I built an app that allows users to purchase video files to download,
but unfortunately media temple’s grid server isn’t letting me upload
large files. Everything goes great unless the files are over 100 mb.
I’m using attachement_fu.
Is there a service or technique that can allow me to put large files on
my server.
Sounds like a case for Amazon S3.
On Mar 31, 3:24 pm, Jimmy P. [email protected]
On 31 Mar 2008, at 21:24, Jimmy P. wrote:
I built an app that allows users to purchase video files to download,
but unfortunately media temple’s grid server isn’t letting me upload
large files. Everything goes great unless the files are over 100 mb.
I’m using attachement_fu.
Is there a service or technique that can allow me to put large files
on
my server.
FTP them, then use the Ruby File classes to read them into your
attachment_fu models. But my worry is how you’re going to serve those
files if mediatemple won’t install the xsendfile module. If you’re
going to stream those using send_file or send_data, you’re going to
get into some serious problems, no matter how they serve their rails
applications. I’d advise you to look into Amazon S3 since you seem to
be charging for your videos anyway?
Best regards
Peter De Berdt
Hey Peter - I thought I would just send you a direct message. You
posted some advise on this thread for me a couple months back and was
wondering if you have any further advise for me. See latest post
below.
thanks
On Jun 9, 6:59 pm, Jimmy P. [email protected]

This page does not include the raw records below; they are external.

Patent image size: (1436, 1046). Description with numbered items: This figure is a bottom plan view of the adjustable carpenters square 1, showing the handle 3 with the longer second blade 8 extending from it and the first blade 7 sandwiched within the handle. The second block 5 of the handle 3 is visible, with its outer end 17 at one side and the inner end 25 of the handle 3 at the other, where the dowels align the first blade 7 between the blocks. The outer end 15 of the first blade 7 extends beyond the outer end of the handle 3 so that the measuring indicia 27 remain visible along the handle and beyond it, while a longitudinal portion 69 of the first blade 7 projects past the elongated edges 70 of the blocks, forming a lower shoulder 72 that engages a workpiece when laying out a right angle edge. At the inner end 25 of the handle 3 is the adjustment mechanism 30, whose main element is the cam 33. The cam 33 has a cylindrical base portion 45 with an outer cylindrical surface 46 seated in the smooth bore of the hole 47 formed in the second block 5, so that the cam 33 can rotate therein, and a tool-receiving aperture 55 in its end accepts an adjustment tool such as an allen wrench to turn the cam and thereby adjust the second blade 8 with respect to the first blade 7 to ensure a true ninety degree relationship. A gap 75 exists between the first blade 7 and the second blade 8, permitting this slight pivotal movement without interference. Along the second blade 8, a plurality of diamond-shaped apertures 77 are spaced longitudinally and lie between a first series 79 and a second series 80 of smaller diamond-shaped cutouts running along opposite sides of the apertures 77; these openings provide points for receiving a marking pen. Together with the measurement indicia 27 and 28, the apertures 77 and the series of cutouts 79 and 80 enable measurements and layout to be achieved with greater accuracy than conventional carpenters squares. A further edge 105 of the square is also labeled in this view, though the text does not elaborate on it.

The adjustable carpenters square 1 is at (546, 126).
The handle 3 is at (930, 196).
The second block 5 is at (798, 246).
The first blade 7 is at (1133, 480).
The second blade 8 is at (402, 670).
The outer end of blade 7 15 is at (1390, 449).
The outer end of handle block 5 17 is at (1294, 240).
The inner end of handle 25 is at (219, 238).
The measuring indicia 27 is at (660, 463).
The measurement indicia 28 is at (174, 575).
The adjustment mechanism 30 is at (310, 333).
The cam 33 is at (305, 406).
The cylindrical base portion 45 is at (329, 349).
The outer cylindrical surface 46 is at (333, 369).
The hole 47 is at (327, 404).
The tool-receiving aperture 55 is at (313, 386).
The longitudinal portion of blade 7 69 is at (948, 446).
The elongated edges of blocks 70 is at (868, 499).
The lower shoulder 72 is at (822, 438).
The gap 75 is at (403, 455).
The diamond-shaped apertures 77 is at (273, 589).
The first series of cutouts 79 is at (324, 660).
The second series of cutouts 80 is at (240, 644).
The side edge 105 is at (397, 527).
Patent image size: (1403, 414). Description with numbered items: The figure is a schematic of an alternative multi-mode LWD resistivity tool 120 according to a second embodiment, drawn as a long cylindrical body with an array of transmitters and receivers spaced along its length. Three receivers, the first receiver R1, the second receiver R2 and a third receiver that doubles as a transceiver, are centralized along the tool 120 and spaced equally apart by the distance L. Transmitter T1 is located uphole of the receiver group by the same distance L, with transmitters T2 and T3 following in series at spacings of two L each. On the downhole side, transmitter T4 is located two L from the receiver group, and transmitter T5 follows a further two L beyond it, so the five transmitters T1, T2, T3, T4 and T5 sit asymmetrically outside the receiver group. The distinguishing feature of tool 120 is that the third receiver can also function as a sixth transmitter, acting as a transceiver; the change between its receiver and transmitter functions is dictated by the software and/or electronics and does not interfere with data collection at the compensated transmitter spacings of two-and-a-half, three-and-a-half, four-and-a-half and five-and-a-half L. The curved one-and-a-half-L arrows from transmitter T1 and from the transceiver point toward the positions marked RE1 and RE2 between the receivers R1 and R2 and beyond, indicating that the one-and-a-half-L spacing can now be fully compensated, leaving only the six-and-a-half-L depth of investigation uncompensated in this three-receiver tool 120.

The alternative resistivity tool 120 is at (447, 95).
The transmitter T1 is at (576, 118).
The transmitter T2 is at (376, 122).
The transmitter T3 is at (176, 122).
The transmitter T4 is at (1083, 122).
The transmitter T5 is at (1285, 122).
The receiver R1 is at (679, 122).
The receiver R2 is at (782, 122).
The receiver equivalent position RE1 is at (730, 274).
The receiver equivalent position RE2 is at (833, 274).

FTP them, then use the Ruby File classes to read them into your
attachment_fu models. But my worry is how you’re going to serve those
files if mediatemple won’t install the xsendfile module. If you’re
going to stream those using send_file or send_data, you’re going to
get into some serious problems, no matter how they serve their rails
applications. I’d advise you to look into Amazon S3 since you seem to
be charging for your videos anyway?
Best regards
Peter De Berdt
Hey Peter - this was posted a long time ago…hopefully you are still
following this thread, but I was wondering what you mean by “you’re
going to get into some serious problems”? I’m actually using send_file
and my Ruby on Rails Container keeps terminating because it has “run out
of Ram”. This happens when the system is using the send_file function
for large files. This may have been what you previously warned me
about. Do you have any advise or techniques to overcome this issue?
I ended up doing the FTP thing as you advised, but failed to take into
consideration your send_file warning. Let me know if you have any
ideas.
thanks…
On 10 Jun 2008, at 01:59, Jimmy P. wrote:
going to get into some serious problems"? I’m actually using
send_file
and my Ruby on Rails Container keeps terminating because it has “run
out
of Ram”. This happens when the system is using the send_file function
for large files. This may have been what you previously warned me
about. Do you have any advise or techniques to overcome this issue?
I ended up doing the FTP thing as you advised, but failed to take into
consideration your send_file warning. Let me know if you have any
ideas.
send_file and send_data will load the entire data stream into memory
before serving it, that’s why your app goes down due to excessive
memory use.
Now, as I said, there are a couple of options you might consider:
-
Use Apache’s or nginx’ XSendFile module to serve the files. If
you’re using some kind of shared hosting, where you have no control
over the actual web, then this method is gonna fall flat on its face,
because they probably won’t want to install that module for you.
Apache will then serve a file with a temporary url.
-
Use an external hosting service like Amazon’s S3 to serve the
files, where you basically offload the file serving to a service
that’s made just for doing so. Attachment_fu should be able to help
you out there.
Best regards
Peter De Berdt
thanks paul…
one last question - I’ve got over 18 gigs of video files on my media
temple server that I will need to store on the amazon s3 storage.
What’s the best way to transfer these over?
On 12 Jun 2008, at 22:58, Jimmy P. wrote:
one last question - I’ve got over 18 gigs of video files on my media
temple server that I will need to store on the amazon s3 storage.
What’s the best way to transfer these over?
If you have shell access to you media temple account and can run ruby
on it, using s3sync could be an option:
http://s3sync.net/wiki
Haven’t used it, but seems to fit your needs.